TEACHERS' AND headteachers' leaders have called for caution in response to the Schools Minister's endorsement of restorative practices as a means of maintaining discipline in schools.
Some teachers remain sceptical about the benefits of restorative practices as a discipline tool. This initiative involves meetings, mediation and conferences to reduce conflict in schools and make pupils more aware of the consequences of their behaviour.
The approach was lauded this week by Maureen Watt, the Schools Minister, following the publication of research which argued it could make "a real difference" in dealing with serious indiscipline.
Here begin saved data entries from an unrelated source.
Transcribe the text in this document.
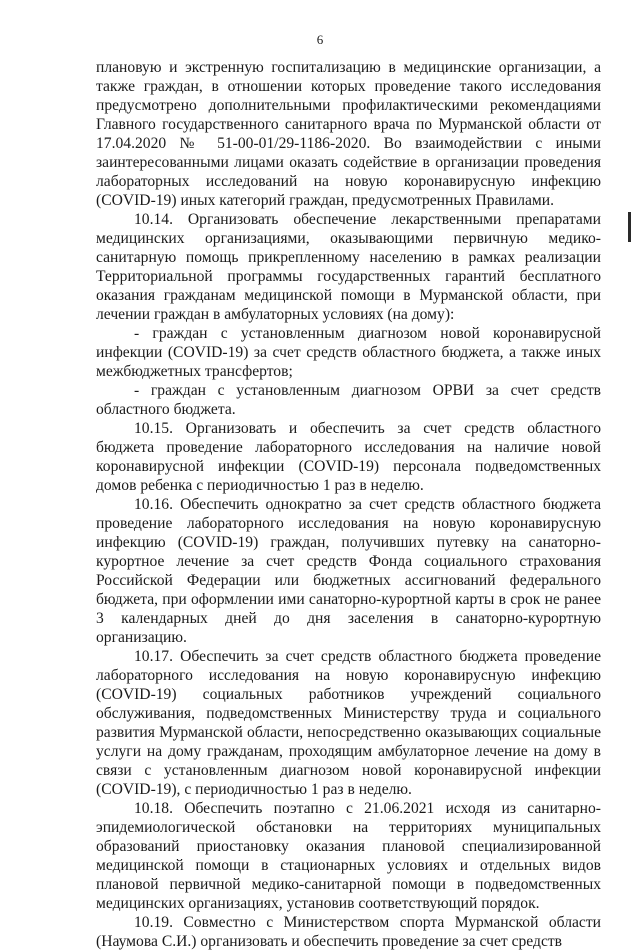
6

плановую и экстренную госпитализацию в медицинские организации, а также граждан, в отношении которых проведение такого исследования предусмотрено дополнительными профилактическими рекомендациями Главного государственного санитарного врача по Мурманской области от 17.04.2020 № 51-00-01/29-1186-2020. Во взаимодействии с иными заинтересованными лицами оказать содействие в организации проведения лабораторных исследований на новую коронавирусную инфекцию (COVID-19) иных категорий граждан, предусмотренных Правилами.

10.14. Организовать обеспечение лекарственными препаратами медицинских организациями, оказывающими первичную медико-санитарную помощь прикрепленному населению в рамках реализации Территориальной программы государственных гарантий бесплатного оказания гражданам медицинской помощи в Мурманской области, при лечении граждан в амбулаторных условиях (на дому):

- граждан с установленным диагнозом новой коронавирусной инфекции (COVID-19) за счет средств областного бюджета, а также иных межбюджетных трансфертов;

- граждан с установленным диагнозом ОРВИ за счет средств областного бюджета.

10.15. Организовать и обеспечить за счет средств областного бюджета проведение лабораторного исследования на наличие новой коронавирусной инфекции (COVID-19) персонала подведомственных домов ребенка с периодичностью 1 раз в неделю.

10.16. Обеспечить однократно за счет средств областного бюджета проведение лабораторного исследования на новую коронавирусную инфекцию (COVID-19) граждан, получивших путевку на санаторно-курортное лечение за счет средств Фонда социального страхования Российской Федерации или бюджетных ассигнований федерального бюджета, при оформлении ими санаторно-курортной карты в срок не ранее 3 календарных дней до дня заселения в санаторно-курортную организацию.

10.17. Обеспечить за счет средств областного бюджета проведение лабораторного исследования на новую коронавирусную инфекцию (COVID-19) социальных работников учреждений социального обслуживания, подведомственных Министерству труда и социального развития Мурманской области, непосредственно оказывающих социальные услуги на дому гражданам, проходящим амбулаторное лечение на дому в связи с установленным диагнозом новой коронавирусной инфекции (COVID-19), с периодичностью 1 раз в неделю.

10.18. Обеспечить поэтапно с 21.06.2021 исходя из санитарно-эпидемиологической обстановки на территориях муниципальных образований приостановку оказания плановой специализированной медицинской помощи в стационарных условиях и отдельных видов плановой первичной медико-санитарной помощи в подведомственных медицинских организациях, установив соответствующий порядок.

10.19. Совместно с Министерством спорта Мурманской области (Наумова С.И.) организовать и обеспечить проведение за счет средств
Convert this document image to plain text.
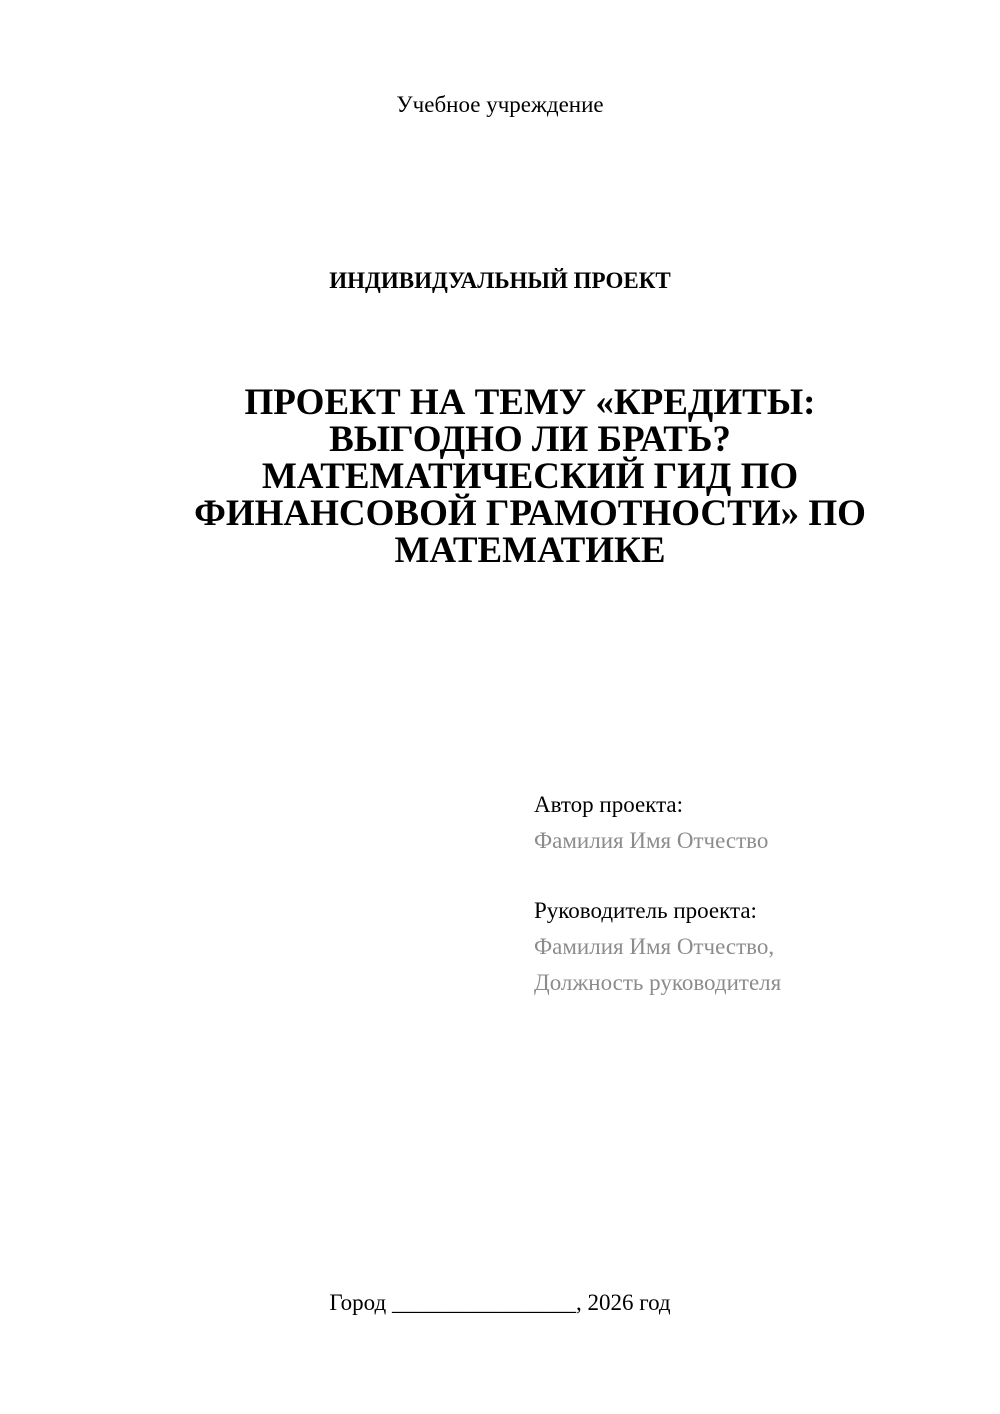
Учебное учреждение
ИНДИВИДУАЛЬНЫЙ ПРОЕКТ
ПРОЕКТ НА ТЕМУ «КРЕДИТЫ:
ВЫГОДНО ЛИ БРАТЬ?
МАТЕМАТИЧЕСКИЙ ГИД ПО
ФИНАНСОВОЙ ГРАМОТНОСТИ» ПО
МАТЕМАТИКЕ
Автор проекта:
Фамилия Имя Отчество
Руководитель проекта:
Фамилия Имя Отчество,
Должность руководителя
Город ________________, 2026 год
Bill McGregor, general secretary of the Headteachers' Association of Scotland, admitted he had been pretty cynical about the approach when it was first introduced to some schools nearly three years ago. He now accepted there was a place for it, but cautioned that schools had to be "very careful" when choosing who they involved in the restorative practices agenda.
He had concerns on how it might work in bullying situations, since it would involve "fingering" the aggressor. With gangs, staff had to have a good knowledge of their structure who were the leaders and who were the "comedians" who kept the gang together, and you had to be sure you got the right person, said Mr McGregor.
Brian Donnelly, director of the anti-bullying organisation respectme, said he believed restorative practices could only work as part of a much larger school ethos.
"It needs to be integrated into all aspects of interactions of teachers and pupils," he said. "It is not appropriate to use on every occasion, especially where there has been violence or intimidation. But a restorative approach can have a place when it is part of a much bigger school ethos of inclusion, participation and account-ability, and natural consequences."
The report, by academics at Edinburgh and Glasgow universities, acknowledges that to implement restorative practices, staff need to move from a climate of fear to one of promoting harmonious relationships.
Ronnie Smith, general secretary of the Educational Institute of Scotland, said some teachers did not accept that the nature of relationships between themselves and pupils was one that should be based on negotiated, agreed behaviour.
David Eaglesham, general secretary of the Scottish Secondary Teachers' Association, suggested it was probably easier to weave restorative practices into the fabric of a primary school's ethos.